Innsbruck - Seit dem ersten Nachweis des so genannten Bose-Einstein-Kondensats (BEC) im Jahre 1995 hat ein wissenschaftlicher Wettlauf um die Herstellung des seltsamen Zustands für verschiedene Elemente. Innsbrucker Wissenschaftern ist es gelungen, BEC mit den relativ großen Caesium-Atomen zu erreichen. Caesium gilt nicht zuletzt deshalb als besonderes Element, da seine Atome die Taktgeber für die genauesten Uhren der Welt sind. Die Forschungen wurden in der jüngsten Ausgabe der renommierten Wissenschaftszeitschrift "Science" veröffentlicht.

BEC gilt als eigener Zustand der Materie - wie flüssig, fest, gasförmig oder Plasma. Dass es ihn geben muss, wurde bereits 70 Jahre vor dem ersten experimentellen Nachweis von den Physikern Satyendra Nath Bose und Albert Einstein vorhergesagt. Dass BEC so lange nicht beobachtet werden konnte, liegt vor allem daran, dass das Phänomen nur bei extrem niedrigen Temperaturen auftritt und die erreichen Experimentatoren erst seit wenigen Jahren.

Vergleich

Der Zustand des BEC ist noch am ehesten mit Laserlicht zu vergleichen. Wie beim Laser Lichtteilchen gleichsam ihre Identität aufgeben und im völligen Gleichmarsch mit ihren Nachbarn schwingen, so gibt sich im BEC Materie - Atome - dem absoluten Gleichklang hin. Die einzelnen Atome rutschen dabei auf dem niedrigsten Energieniveau zusammen, verhalten sich wie eine Einheit und bilden eine Art Super-Atom.

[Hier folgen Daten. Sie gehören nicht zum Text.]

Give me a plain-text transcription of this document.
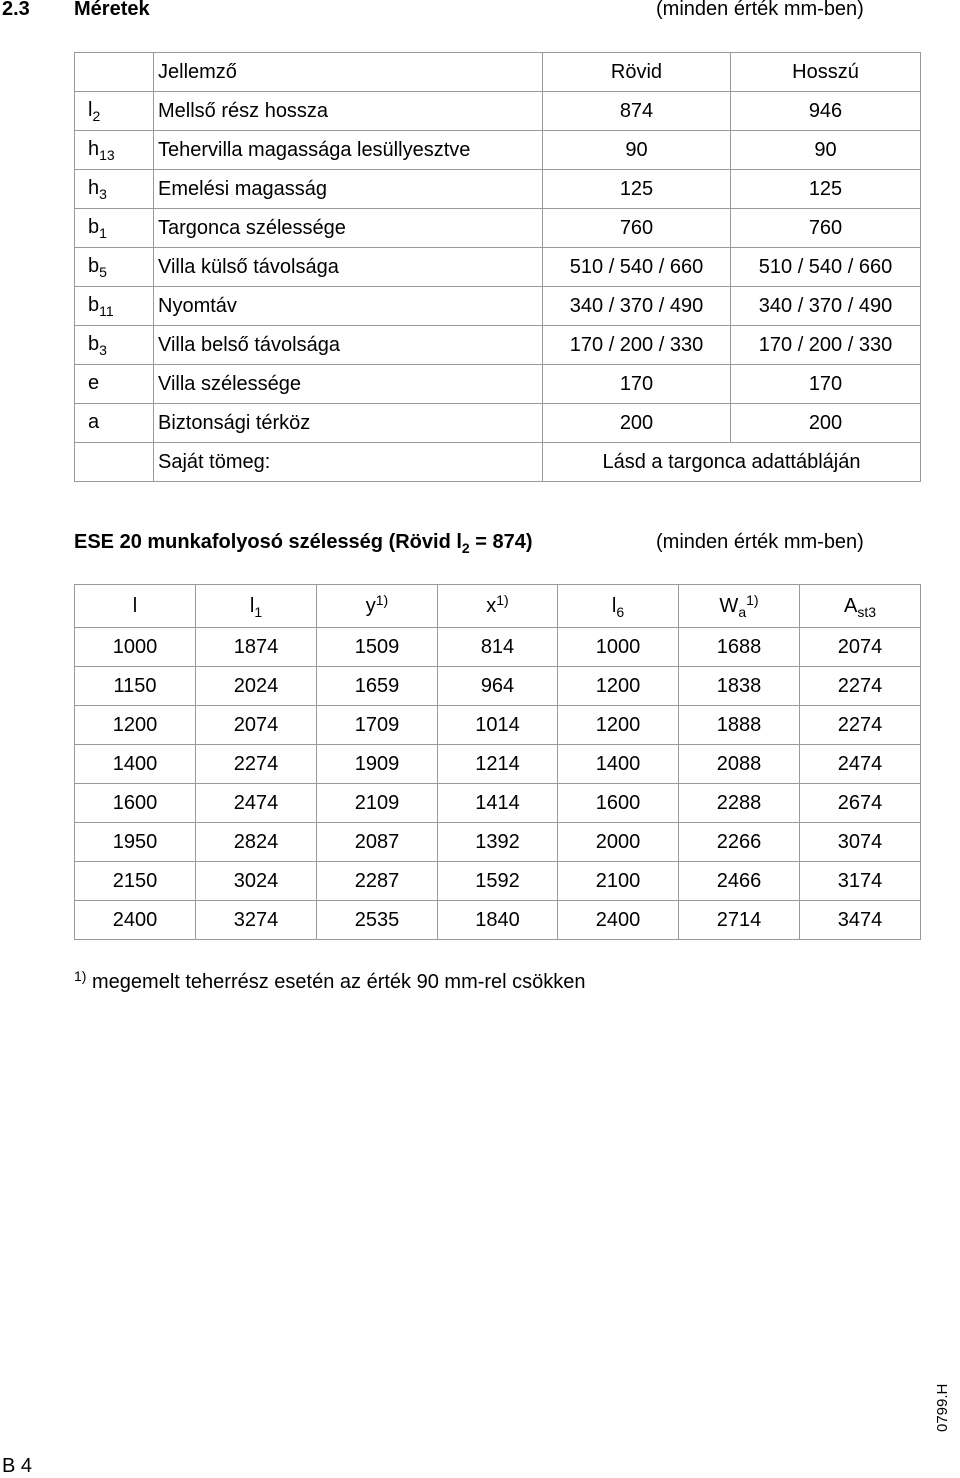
2.3 Méretek	(minden érték mm-ben)
	Jellemző	Rövid	Hosszú
$l_2$	Mellső rész hossza	874	946
$h_{13}$	Tehervilla magassága lesüllyesztve	90	90
$h_3$	Emelési magasság	125	125
$b_1$	Targonca szélessége	760	760
$b_5$	Villa külső távolsága	510 / 540 / 660	510 / 540 / 660
$b_{11}$	Nyomtáv	340 / 370 / 490	340 / 370 / 490
$b_3$	Villa belső távolsága	170 / 200 / 330	170 / 200 / 330
e	Villa szélessége	170	170
a	Biztonsági térköz	200	200
	Saját tömeg:	Lásd a targonca adattábláján	
ESE 20 munkafolyosó szélesség (Rövid $l_2 = 874$)	(minden érték mm-ben)
l	$l_1$	$y^{1)}$	$x^{1)}$	$l_6$	$W_a^{1)}$	$A_{st3}$
1000	1874	1509	814	1000	1688	2074
1150	2024	1659	964	1200	1838	2274
1200	2074	1709	1014	1200	1888	2274
1400	2274	1909	1214	1400	2088	2474
1600	2474	2109	1414	1600	2288	2674
1950	2824	2087	1392	2000	2266	3074
2150	3024	2287	1592	2100	2466	3174
2400	3274	2535	1840	2400	2714	3474
$^{1)}$ megemelt teherrész esetén az érték 90 mm-rel csökken
B 4
0799.H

Bisher konnten die relativ leichten Elemente Natrium, Rubidium, Lithium, Kalium oder Helium in BEC überführt werden. Mit dem schweren Caesium wollten die Innsbrucker Physiker auch die Gruppe der Alkali-Elemente (ganz links im Periodensystem) vervollständigen. Theoretisch sollte der Zustand mit allen Atomen erreichbar sei, deren Kern einen ganzzahligen Spin aufweist. Lediglich für Teilchen mit halbzahligem Spin - so genannte Fermionen wie einzelne Elektronen, Neutronen oder Protonen - ist BEC laut Theorie unmöglich. Bei ganzen Atomen sind fermionische Zustände eher selten, das Heliumisotop 3He zählt dazu.

Schrittweiser Vorgang

Um ihr Ziel von einem Milliardstel Grad über dem absoluten Nullpunkt zu erreichen gingen die Innsbrucker Physiker um Rudolf Grimm (Institut für Experimentalphysik der Uni Innsbruck) in mehreren Schritten vor. Die Caesium-Atome wurden am Kreuzungspunkt von zwei Laser-Strahlen in einer Vakuumkammer gleichsam eingeschlossen. Durch die Steuerung des Lichtdruckes wird der Bewegung der Atome entgegengewirkt, so dass diese immer langsamer - und damit kälter - werden.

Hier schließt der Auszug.